Videocracy (Erik Gandini, SVE 2009)
Le voci di critica nei confronti di quello che sta accadendo nel nostro Paese arrivano sempre di più dall’esterno. Che siano gli articoli dei quotidiani stranieri, gli interventi di politici dell’UE o, come in questo caso, film di produzione estera. Questo da un lato ci fa capire che, davvero, in Italia è sempre più difficile (per pigrizia o altro) sfondare la calotta trasparente sotto la quale la stessa società e il suo spirito critico vanno in letargo e dire in maniera efficace qualcosa sul sistema che, da trent’anni a questa parte, con potere crescente e consenso in aumento costante, ci governa. Scalfari, in un editoriale di qualche mese fa, definiva il sistema di governo che c’è in Italia come "democrazia autoritaria". Andrea Inglese, in un bell’intervento a proposito di Videocracy su Nazione Indiana, parla di "fascismo estetico". In ogni caso, siamo messi male.
Nel documentario di Gandini, questo fatto emerge chiaramente. Berlusconi, Mora, Corona e i loro paggetti e damigelle sono la reificazione dell’impunità (arrogante o meno: la calma di Lele Mora è sconvolgente) per una piccola percentuale di popolazione. Il resto degli italiani li guarda provando una serie di sentimenti che vanno dall’indifferenza acritica all’adorazione. E questo in Videocracy si capisce bene. Così come si capisce, attraverso la patetica (nel senso proprio del termine) figura del ragazzo lombardo che vuole sfondare in televisione con l’idea meravigliosa di un personaggio che unisca Van Damme a Ricky Martin (sic), la frustrante e disorientante brama di apparire e di conseguenza di soldi&potere che ormai pervade il popolo. Ma, a prescindere dalle reazioni, e dall’ottima capacità che Gandini ha di scegliere il materiale (tutte le riprese dei programmi televisivi da angolazioni non ortodosse sono esemplificative più di duemila manuali di comunicazione), Videocracy appare un po’ sconnesso, non coeso, forte nelle parti che lo compongono, ma non nella struttura generale. Il titolo è imponente e di buon auspicio, ma più che una concatenazione logica di elementi, immagini, persone, c’è una giustapposizione, talvolta un po’ traballante.

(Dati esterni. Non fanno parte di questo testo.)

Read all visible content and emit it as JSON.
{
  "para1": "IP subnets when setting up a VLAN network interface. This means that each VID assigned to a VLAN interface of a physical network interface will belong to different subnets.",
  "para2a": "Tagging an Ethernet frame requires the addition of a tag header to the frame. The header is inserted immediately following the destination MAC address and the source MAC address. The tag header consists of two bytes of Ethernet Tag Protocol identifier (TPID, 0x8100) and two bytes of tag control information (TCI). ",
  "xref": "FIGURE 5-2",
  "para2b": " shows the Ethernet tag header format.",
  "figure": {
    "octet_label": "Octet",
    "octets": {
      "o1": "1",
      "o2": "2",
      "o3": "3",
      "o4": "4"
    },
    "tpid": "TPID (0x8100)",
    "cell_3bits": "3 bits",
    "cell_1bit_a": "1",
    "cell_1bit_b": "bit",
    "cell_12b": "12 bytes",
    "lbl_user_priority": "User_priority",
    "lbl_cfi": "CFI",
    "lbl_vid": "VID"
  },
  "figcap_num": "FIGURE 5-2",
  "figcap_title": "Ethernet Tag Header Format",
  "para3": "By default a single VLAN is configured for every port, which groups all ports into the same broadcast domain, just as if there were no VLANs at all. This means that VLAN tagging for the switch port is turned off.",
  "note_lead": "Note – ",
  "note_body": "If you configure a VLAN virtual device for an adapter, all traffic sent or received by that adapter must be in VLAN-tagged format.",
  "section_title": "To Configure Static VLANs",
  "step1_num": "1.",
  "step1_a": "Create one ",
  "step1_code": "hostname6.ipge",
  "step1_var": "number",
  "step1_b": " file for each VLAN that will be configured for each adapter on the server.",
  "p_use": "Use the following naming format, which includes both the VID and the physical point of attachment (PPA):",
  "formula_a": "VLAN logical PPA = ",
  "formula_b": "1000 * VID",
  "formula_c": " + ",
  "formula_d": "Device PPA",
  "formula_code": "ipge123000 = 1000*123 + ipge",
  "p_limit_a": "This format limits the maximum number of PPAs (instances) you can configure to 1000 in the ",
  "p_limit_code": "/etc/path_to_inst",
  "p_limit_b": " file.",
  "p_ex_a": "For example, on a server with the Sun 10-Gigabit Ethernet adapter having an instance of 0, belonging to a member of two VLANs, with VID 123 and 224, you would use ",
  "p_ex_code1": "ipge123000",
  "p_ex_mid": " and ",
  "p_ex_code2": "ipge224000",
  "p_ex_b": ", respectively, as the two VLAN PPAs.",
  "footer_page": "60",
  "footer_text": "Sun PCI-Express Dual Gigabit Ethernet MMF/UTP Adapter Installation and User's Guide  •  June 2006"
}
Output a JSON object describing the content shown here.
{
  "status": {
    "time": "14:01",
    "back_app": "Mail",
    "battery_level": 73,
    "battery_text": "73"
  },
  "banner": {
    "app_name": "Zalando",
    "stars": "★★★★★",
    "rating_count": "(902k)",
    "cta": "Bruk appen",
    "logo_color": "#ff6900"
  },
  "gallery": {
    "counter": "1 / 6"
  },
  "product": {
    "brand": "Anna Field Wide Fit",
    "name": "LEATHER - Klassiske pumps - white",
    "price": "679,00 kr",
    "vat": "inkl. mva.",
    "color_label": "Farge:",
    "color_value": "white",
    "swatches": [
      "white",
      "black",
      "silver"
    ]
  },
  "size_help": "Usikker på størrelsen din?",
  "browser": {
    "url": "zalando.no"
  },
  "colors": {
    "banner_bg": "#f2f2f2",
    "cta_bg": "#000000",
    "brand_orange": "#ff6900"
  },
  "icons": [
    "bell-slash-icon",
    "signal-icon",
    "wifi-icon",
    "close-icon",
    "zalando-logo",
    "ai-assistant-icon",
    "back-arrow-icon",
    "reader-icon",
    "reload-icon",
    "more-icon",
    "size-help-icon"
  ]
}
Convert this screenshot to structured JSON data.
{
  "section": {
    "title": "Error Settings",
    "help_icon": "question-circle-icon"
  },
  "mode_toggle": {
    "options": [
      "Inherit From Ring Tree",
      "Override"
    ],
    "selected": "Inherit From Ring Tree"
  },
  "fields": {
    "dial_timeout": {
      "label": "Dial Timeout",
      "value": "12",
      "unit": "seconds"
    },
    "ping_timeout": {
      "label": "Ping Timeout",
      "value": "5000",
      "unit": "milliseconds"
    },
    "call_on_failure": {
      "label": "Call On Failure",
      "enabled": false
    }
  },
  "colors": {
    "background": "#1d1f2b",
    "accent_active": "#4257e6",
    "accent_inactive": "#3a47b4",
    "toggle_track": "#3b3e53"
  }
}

Poi, che c’entra, è da vedere. Se non altro per capire, una volta di più, che questo Paese non ha speranza, ma non per Berlusconi (e i suoi annessi e connessi), ma per la gente che lo abita.
Francesco
3 Comments
Infatti, da vedere. Non fosse altro per ribellione all’assurdo veto di bloccarne il promo sulle reti Rai. Che già è un commento. Lusinghiero. Anche se non arriverà dentro alle case degli italiani. Lu
Di fascismo estetico parlava Susan Sontag in Sotto il segno di Saturno. Poi magari un Andrea Inglese ha parlato anche lui di fascismo estetico.
e’ vero che non emerge una struttura generale che lo fortifica, pero’ secondo me la cosa che colpisce di videocracy
e’ la sua assoluta ribaltabilita’:
gli stessi filmati con le stesse frasi della voce over (cambiando solo un pochino il tono e la musica) potrebbero benissimo
essere viste come un’esaltazione di un certo modo di agire.
corona e lelemora e anche il silvio sono molto orgogliosi di come appaiono
perche’ appaiono proprio come sono e come tutti sanno che sono.
e chi li adora vorrebbe essere come loro proprio perche’ sono cosi’.
l’altra cosa che traspare e’ la compassione se non il disprezzo
per il popolino rozzo e sfigato. compassione e disprezzo
nello sguardo di chi e’ rappresentato (che facce fa corona seduto a fianco di coloro che lo venerano?)
e nello sguardo di guarda (il regista e noi che guardiamo con lui).
il video di MENOMALE CHE SILVIO C’E’ e’ quello vero, usato in campagna elettorale … siamo spacciati.